Social Networks: Enumerating Maximal Community Patterns in $c$-Closed Graphs
Gabriela Bourla, Kaixin Wang, Fan Wei, Runtian Zhou
TL;DR
This work extends the study of maximal pattern enumeration in social-graph models by examining maximal blow-ups of a fixed graph H in c-closed graphs. It proves a polynomial bound on the number of maximal non-induced H-blow-ups for any fixed H and provides a precise induced-blow-up dichotomy based on H's twin-structure, plus constructions showing exponential behavior for certain infinite pattern families.
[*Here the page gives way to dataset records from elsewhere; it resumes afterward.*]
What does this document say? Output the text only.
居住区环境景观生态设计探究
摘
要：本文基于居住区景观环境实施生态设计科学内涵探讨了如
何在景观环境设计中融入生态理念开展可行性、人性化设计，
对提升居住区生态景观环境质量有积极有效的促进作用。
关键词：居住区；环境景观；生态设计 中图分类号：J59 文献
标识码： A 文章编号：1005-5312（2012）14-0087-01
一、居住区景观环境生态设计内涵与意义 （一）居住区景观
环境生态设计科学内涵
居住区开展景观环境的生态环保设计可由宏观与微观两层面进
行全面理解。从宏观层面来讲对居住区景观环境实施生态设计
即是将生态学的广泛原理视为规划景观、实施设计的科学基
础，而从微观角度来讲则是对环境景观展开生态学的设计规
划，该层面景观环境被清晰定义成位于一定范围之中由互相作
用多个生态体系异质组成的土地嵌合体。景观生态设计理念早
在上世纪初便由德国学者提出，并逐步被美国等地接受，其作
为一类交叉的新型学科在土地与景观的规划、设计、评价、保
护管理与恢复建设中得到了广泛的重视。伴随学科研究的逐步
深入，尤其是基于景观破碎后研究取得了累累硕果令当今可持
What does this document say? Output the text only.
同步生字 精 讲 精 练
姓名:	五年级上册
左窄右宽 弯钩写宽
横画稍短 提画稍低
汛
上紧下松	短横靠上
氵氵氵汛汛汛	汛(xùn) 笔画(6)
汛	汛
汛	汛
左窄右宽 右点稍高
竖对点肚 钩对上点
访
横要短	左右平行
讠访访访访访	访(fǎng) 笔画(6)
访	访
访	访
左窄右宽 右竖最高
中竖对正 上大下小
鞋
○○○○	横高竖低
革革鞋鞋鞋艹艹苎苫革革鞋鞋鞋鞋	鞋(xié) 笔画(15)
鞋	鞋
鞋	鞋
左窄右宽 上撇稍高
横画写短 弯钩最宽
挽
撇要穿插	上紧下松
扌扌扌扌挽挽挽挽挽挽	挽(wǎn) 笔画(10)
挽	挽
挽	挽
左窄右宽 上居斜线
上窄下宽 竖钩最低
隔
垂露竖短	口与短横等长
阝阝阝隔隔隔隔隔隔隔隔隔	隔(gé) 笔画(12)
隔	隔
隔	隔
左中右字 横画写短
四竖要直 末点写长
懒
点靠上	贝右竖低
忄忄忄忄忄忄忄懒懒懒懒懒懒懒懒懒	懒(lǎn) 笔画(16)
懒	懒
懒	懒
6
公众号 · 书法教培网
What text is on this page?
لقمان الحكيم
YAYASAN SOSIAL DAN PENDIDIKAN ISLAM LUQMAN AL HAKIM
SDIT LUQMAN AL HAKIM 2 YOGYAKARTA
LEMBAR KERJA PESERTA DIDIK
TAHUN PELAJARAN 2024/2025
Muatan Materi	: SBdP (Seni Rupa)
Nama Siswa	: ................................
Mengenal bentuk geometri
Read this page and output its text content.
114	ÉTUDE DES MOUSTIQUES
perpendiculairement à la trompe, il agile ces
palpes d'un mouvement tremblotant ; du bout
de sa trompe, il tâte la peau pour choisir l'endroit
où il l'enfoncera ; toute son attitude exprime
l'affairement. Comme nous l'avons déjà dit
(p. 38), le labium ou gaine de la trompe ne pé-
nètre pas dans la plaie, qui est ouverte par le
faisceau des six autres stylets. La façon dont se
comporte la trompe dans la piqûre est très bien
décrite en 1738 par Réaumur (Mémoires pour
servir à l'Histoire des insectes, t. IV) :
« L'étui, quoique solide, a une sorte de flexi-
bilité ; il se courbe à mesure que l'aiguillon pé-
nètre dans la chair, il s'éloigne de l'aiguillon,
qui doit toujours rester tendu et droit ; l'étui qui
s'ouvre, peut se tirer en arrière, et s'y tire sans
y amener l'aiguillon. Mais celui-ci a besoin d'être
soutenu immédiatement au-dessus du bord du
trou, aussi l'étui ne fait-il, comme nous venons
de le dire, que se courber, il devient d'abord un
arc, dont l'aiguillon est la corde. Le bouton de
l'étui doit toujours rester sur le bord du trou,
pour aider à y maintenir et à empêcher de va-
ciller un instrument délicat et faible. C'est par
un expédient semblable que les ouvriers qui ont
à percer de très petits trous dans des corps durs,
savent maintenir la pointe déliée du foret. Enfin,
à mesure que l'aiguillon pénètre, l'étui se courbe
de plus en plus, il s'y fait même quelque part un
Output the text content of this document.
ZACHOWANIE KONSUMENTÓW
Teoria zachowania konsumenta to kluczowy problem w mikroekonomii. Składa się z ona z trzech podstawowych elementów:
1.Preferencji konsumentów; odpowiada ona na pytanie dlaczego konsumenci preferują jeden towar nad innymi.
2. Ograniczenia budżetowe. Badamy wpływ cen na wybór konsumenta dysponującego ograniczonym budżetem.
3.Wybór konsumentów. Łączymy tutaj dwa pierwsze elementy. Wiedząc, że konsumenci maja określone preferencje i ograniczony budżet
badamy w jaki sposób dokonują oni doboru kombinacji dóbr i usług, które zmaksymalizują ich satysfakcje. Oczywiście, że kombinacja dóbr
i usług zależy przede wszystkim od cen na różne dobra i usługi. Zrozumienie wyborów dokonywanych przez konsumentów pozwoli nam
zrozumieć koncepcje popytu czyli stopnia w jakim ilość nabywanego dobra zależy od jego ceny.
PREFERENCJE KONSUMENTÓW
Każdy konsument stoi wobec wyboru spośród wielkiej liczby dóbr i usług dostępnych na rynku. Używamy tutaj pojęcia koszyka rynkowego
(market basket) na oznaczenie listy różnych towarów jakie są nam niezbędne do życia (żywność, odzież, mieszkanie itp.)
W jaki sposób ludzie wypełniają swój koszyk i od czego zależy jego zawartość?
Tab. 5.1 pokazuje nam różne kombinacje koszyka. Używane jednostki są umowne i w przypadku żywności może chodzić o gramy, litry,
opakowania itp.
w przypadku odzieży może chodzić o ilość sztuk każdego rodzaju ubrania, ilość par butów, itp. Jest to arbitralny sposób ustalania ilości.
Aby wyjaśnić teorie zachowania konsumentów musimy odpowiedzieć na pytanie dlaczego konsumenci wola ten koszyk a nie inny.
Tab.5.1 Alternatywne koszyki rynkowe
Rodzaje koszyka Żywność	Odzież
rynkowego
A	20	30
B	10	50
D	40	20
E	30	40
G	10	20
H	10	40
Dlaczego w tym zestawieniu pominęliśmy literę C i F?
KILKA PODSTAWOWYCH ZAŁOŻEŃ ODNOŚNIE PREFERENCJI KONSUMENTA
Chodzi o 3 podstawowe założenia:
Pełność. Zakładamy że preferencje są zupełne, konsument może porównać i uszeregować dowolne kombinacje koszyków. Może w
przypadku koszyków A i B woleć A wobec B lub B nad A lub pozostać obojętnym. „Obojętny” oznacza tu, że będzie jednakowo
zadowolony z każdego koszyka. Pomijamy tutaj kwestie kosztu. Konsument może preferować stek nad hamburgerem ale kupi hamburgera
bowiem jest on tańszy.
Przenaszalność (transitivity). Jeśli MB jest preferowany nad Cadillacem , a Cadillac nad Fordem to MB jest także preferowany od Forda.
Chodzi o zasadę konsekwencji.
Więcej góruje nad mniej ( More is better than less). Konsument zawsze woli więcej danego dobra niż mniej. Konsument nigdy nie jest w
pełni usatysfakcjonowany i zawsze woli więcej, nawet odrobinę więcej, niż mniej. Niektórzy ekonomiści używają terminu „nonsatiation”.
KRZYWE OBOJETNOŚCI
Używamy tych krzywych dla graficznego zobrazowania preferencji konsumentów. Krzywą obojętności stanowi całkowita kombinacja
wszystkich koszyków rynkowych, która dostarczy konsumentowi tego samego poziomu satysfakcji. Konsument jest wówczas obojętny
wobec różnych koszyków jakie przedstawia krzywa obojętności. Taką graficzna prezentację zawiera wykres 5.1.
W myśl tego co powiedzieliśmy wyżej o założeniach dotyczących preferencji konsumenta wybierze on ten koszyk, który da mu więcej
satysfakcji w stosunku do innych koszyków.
The results illuminate how triadic-closure constraints influence combinatorial patterns beyond cliques, and they establish a framework for analyzing infinite families of patterns with respect to polynomial vs exponential growth. Overall, the paper advances understanding of pattern enumeration in triad-closure networks and offers tools for predicting when such enumerations remain tractable.
Abstract
Jacob Fox, C. Seshadhri, Tim Roughgarden, Fan Wei, and Nicole Wein introduced the model of $c$-closed graphs--a distribution-free model motivated by triadic closure, one of the most pervasive structural signatures of social networks. While enumerating maximal cliques in general graphs can take exponential time, it is known that in $c$-closed graphs, maximal cliques and maximal complete bipartite subgraphs can always be enumerated in polynomial time. These structures correspond to blow-ups of simple patterns: a single vertex or a single edge, with some vertices required to form cliques. In this work, we explore a natural extension: we study maximal blow-ups of arbitrary finite graphs $H$ in $c$-closed graphs. We prove that for any fixed graph $H$, the number of maximal blow-ups of $H$ in an $n$-vertex $c$-closed graph is always bounded by a polynomial in $n$. We further investigate the case of induced blow-ups and provide a precise characterization of the graphs $H$ for which the number of maximal induced blow-ups is also polynomially bounded in $n$. Finally, we study the analogue questions when $H$ ranges over an infinite family of graphs.